From Greg's post: "...there are an endless number of ways to calculate and compare customers to determine which customers are better for your business. For some businesses it is purely a dollars thing. Which customers are the most profitable? Which customers spend the most money with us? Which customers are buying our most profitable products? For some businesses it may be more of a fundamental contribution. Which customers push us to be better? Which customers are asking hard questions that force us to get better? Which customers are asking for product improvements or products that we don’t have - pushing us ahead of our competition? Once you know who those customers are you need to serve them differently. These are the customers that are driving your business forward. These are the customers that deserve more than just your average customer interaction."

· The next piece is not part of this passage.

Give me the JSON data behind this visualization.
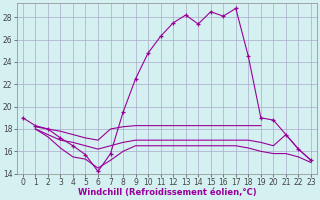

For IT, one of the biggest challenges is taking all of the information that the organization gathers about customers, in all of the different systems that interact with clients or client processes, and creating a meaningful presentation of that information back to the business. To advance the integration of IT with the business, integrate IT with the customer process. From a technology perspective, it all boils down to results-driven business intelligence, which is the framework for using expected results and expected use as the basis for building the data storage (marts or warehouses) that makes the most sense for the business, then providing the user community with a meaningful way to interact with the business data.
When we say that business intelligence is one of the most significant ways that IT can impact a business, this is just one example of why we say it. What other examples would you offer?